Bennabi's main thoughts revolve around human civilization in general and Islamic civilization in particular. Ben Badis's reform became the background for why he submitted a thesis on the renaissance for his country. At the very least, the influential classical intellectual of North Africa Ibn Khaldun, accompanied by Friedrich Nietzsche's philosophy and Arnold Toynbee's historical works, became a guide for him in reading the reality of Muslim culture and sociology.

One of his biggest contributions is a matter of the dynamics of human culture. The main context is the history of the decline of Muslims in North Africa in the period of, which he called, post-Almohadism. He considered this period to be a period of decline and division after a dynamic era of medieval times. Like the doctor who diagnosed the disease and proposed the medicine at the same time, Bennabi traced the socio-political illness that occurred and proposed the theorem about the renaissance so that the Muslim community was not physically and mentally colonized.

The conditions of progress must be achieved so that the situations that allow a vulnerable population to be colonized do not occur, which he summarized in terms of colonizable. This situation makes people or communities dominated by other people or other nations. He, therefore, regarded European colonialism as a consequence, rather than as a cause, of the internal conditions and structure of Muslim societies.

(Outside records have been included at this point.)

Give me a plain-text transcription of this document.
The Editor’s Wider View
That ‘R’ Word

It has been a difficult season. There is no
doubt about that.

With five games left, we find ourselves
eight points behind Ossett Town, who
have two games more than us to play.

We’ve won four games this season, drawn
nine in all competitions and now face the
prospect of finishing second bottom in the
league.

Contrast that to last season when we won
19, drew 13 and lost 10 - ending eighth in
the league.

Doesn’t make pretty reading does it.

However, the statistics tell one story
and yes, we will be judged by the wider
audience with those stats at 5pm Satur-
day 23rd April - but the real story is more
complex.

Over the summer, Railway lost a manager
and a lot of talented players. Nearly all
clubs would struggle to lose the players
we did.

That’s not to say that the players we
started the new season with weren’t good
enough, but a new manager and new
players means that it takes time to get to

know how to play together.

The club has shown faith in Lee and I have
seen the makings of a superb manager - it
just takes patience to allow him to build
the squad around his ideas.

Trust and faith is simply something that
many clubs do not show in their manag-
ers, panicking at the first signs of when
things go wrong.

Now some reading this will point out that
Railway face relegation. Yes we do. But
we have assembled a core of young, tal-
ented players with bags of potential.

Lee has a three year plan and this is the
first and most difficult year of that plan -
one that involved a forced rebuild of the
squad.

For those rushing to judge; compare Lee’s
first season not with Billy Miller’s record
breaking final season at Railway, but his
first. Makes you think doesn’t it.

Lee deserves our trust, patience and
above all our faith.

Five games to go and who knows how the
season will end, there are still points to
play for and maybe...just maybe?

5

Against this background, Bennabi proposed new sociology to refresh the concept of culture as a mode of manifesting and becoming a dynamic human being. The ultimate goal is, for Muslims, to be able to carry out radical transformations as social creatures and re-establish social relations among Muslims. Here, Bennabi entered into the core of culture to integrate the main factors of civilization: humanity, land, and time.

Asian-African solidarity

Bennabi moved to Cairo when the Algerian War took place and continued his intellectual career until 1962. From here, he witnessed the passion of the Bandung Conference that was vibrant in Cairo. On the sponsorship of the Egyptian government in 1956, he published a book that people rarely saw entitled L'Afro-asiatisme in Arabic and French.

The treatise was a warm response to Bandung's solidarity which became a passion for liberation throughout Asia and Africa and contributed to Algeria's independence in 1962. He continued his thesis on the change and transformation of Muslim societies and the Third World.

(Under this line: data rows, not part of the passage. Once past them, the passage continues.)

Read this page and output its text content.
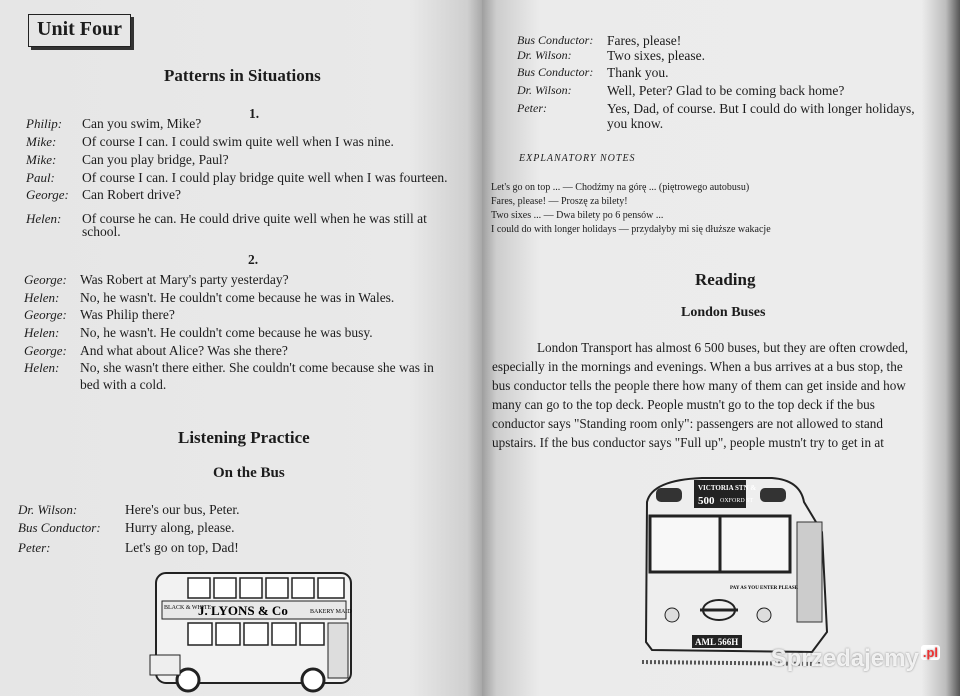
Unit Four
Patterns in Situations
1.
Philip: Can you swim, Mike?
Mike: Of course I can. I could swim quite well when I was nine.
Mike: Can you play bridge, Paul?
Paul: Of course I can. I could play bridge quite well when I was fourteen.
George: Can Robert drive?
Helen: Of course he can. He could drive quite well when he was still at
school.
2.
George: Was Robert at Mary's party yesterday?
Helen: No, he wasn't. He couldn't come because he was in Wales.
George: Was Philip there?
Helen: No, he wasn't. He couldn't come because he was busy.
George: And what about Alice? Was she there?
Helen: No, she wasn't there either. She couldn't come because she was in
bed with a cold.
Listening Practice
On the Bus
Dr. Wilson:	Here's our bus, Peter.
Bus Conductor: Hurry along, please.
Peter:	Let's go on top, Dad!
BLACK & WHITE
J. LYONS & Co	BAKERY MAID
Bus Conductor: Fares, please!
Dr. Wilson:	Two sixes, please.
Bus Conductor: Thank you.
Dr. Wilson:	Well, Peter? Glad to be coming back home?
Peter:	Yes, Dad, of course. But I could do with longer holidays,
you know.
EXPLANATORY NOTES
Let's go on top ... — Chodźmy na górę ... (piętrowego autobusu)
Fares, please! — Proszę za bilety!
Two sixes ... — Dwa bilety po 6 pensów ...
I could do with longer holidays — przydałyby mi się dłuższe wakacje
Reading
London Buses
London Transport has almost 6 500 buses, but they are often crowded,
especially in the mornings and evenings. When a bus arrives at a bus stop, the
bus conductor tells the people there how many of them can get inside and how
many can go to the top deck. People mustn't go to the top deck if the bus
conductor says "Standing room only": passengers are not allowed to stand
upstairs. If the bus conductor says "Full up", people mustn't try to get in at
VICTORIA STN &
500 OXFORD ST
PAY AS YOU ENTER PLEASE
AML 566H
Sprzedajemy $^{.pl}$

The main thing is how the transformation is seen through culture as living blood for human organisms for the survival of the present and the future. L'Afro-asiatisme, therefore, is important to be seen as part of mental decolonization. Because of this thinking, he was invited by many intellectual circles in Syria, Lebanon, and India.

When Algeria officially became independent, and Ahmed Ben Bella became president, Bennabi was asked to return to his country to build a cultural center oriented to character- and nation-building. Perhaps, Bennabi's L'Afro-asiatisme helped encourage the Algerian government to hold the second Asian-African Conference in 1965. But a week before it was held, the conference failed because Houari Boumédiène seized power in a bloodless coup. Sukarno who was expected to be a special guest doubted this and was suspicious of Boumédiène whether the colonel was a neo-colonialist or a CIA henchman.

In 1969, Bennabi joined the Pan-African Cultural Festival which gave him the latest thought intake. The audience, especially the youth, was fascinated by his ideas. Because of the slow bureaucracy when he headed the cultural orientation project, Bennabi made his home a cultural salon, an assembly that galvanized many students to become political activists and critics. Culture and civilization were common themes in the assembly.